A couple of chapters in it look to be very dense & philosophical--but I think the rest will be really, really interesting. It's a longer book than I usually accept for freelance work, so making the deadline will be a challenge. But I am so blessed to have intellectually stimulating work! It won't be hard to keep up my motivation for working through this manuscript.
I slept well last night, a full 8 hours. I woke up in the midst of a vivid dream. Like most of my dreams these days, this one was peopled with a whole crowd of characters. There were several large square rooms/galleries, & we were finding sleeping quarters & also places to sit for meals. I was sharing a bed with two other women--in the morning there were three rumpled/bunched pillows in a row. Out in the galleries, there were several very nice, responsible men herding people about to find seats (individual Adirondack-style chairs against the walls facing the central courtyard). My dad, finishing a plate of food, looked up & said, "I eat so little meat these days!" I was amused & pointed out that he still ate lots more meat than I do. He got up & went to get seconds, whereupon a rowdy group of little boys came in & one of them took his seat. I was trying to find one of the nice ushers to make the boy give up the seat so my dad could have it back--when I woke up.
When I remember dreams so clearly, I always think about what they might mean. This one is clearly dealing with the crowded nature of my life right now & the anxiety that there won't be enough room/time for all I feel called to do. Interesting that sleeping is feminine in the dream, while the waking characters are mostly masculine: they all reflect parts of myself. I think it's saying that both my functional/"productive"/income-producing life & my creativity, which is rooted in rest & peace, are tenuous these days, crowding each other.
I'm the main wage earner in our family; my husband hasn't yet found a steady source of income that will make use of his amazing technical skills. Some possibilities are on the horizon, which is exciting, but until they materialize I have to keep my nose to the grindstone. This limits my creative life severely, as well as the time I have for friends. And lately it has been troubling my sleep. Going on retreat should help!
(Shannon: Thanks for your concern. For 6.5 years I've been taking Amitriptyline to help regularize my hormones so I can sleep through the night. Normally it works just fine & I have no grogginess or side effects. But when I'm under stress, my body reflects that in early-morning sleeplessness. Usually as I resolve the immediate stress, I'm able to sleep well again. Hopefully that process is underway now.)
Sunday, February 24, 2008
Yesterday morning I got up & exercised after a long, delicious sleep. I couldn't push my body too hard, since it had been quite a while since I had done exercise outside of my normal commute walking. But it felt good to move again.
This morning, unfortunately, insomnia yet again--I had to go back to bed instead of going to church. I hope my body will get back to a good equilibrium soon.
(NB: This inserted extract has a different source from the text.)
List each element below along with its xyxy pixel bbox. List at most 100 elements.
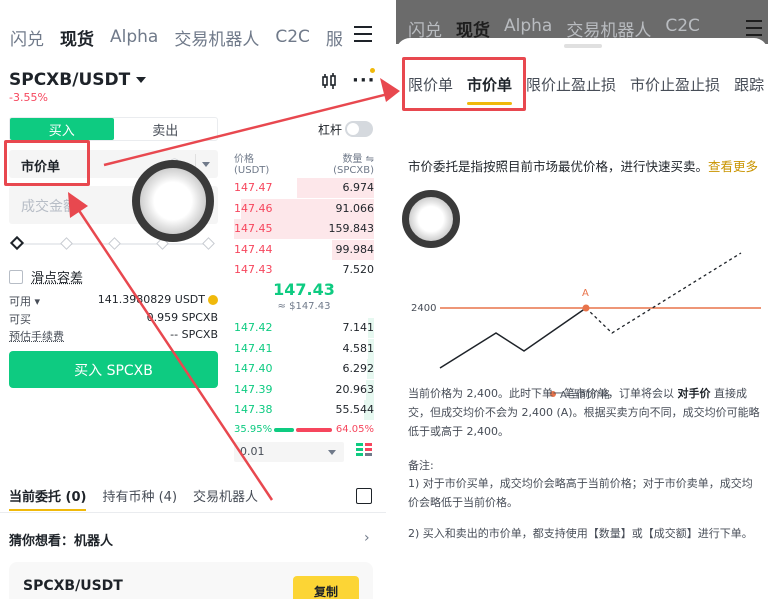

Wednesday, February 20, 2008
Today I'm wearing one of two new pairs of wool-blend slacks I ordered recently. Moths had eaten holes in my other wool pants, :-( & since Chicago's winter is really prolonged & cold this year I needed to replace them.
My old slacks were 12Ts, & these are 10Ts--& they fit me beautifully! Even with (thin) long underwear on (necessary because I commute on public transportation & sometimes am on an elevated platform for 10-15 minutes waiting for a train).
Also on my wish list: a pair of snug jeans to wear inside my tall boots. But those can wait for next fall.
It feels good to be wearing size 10 again.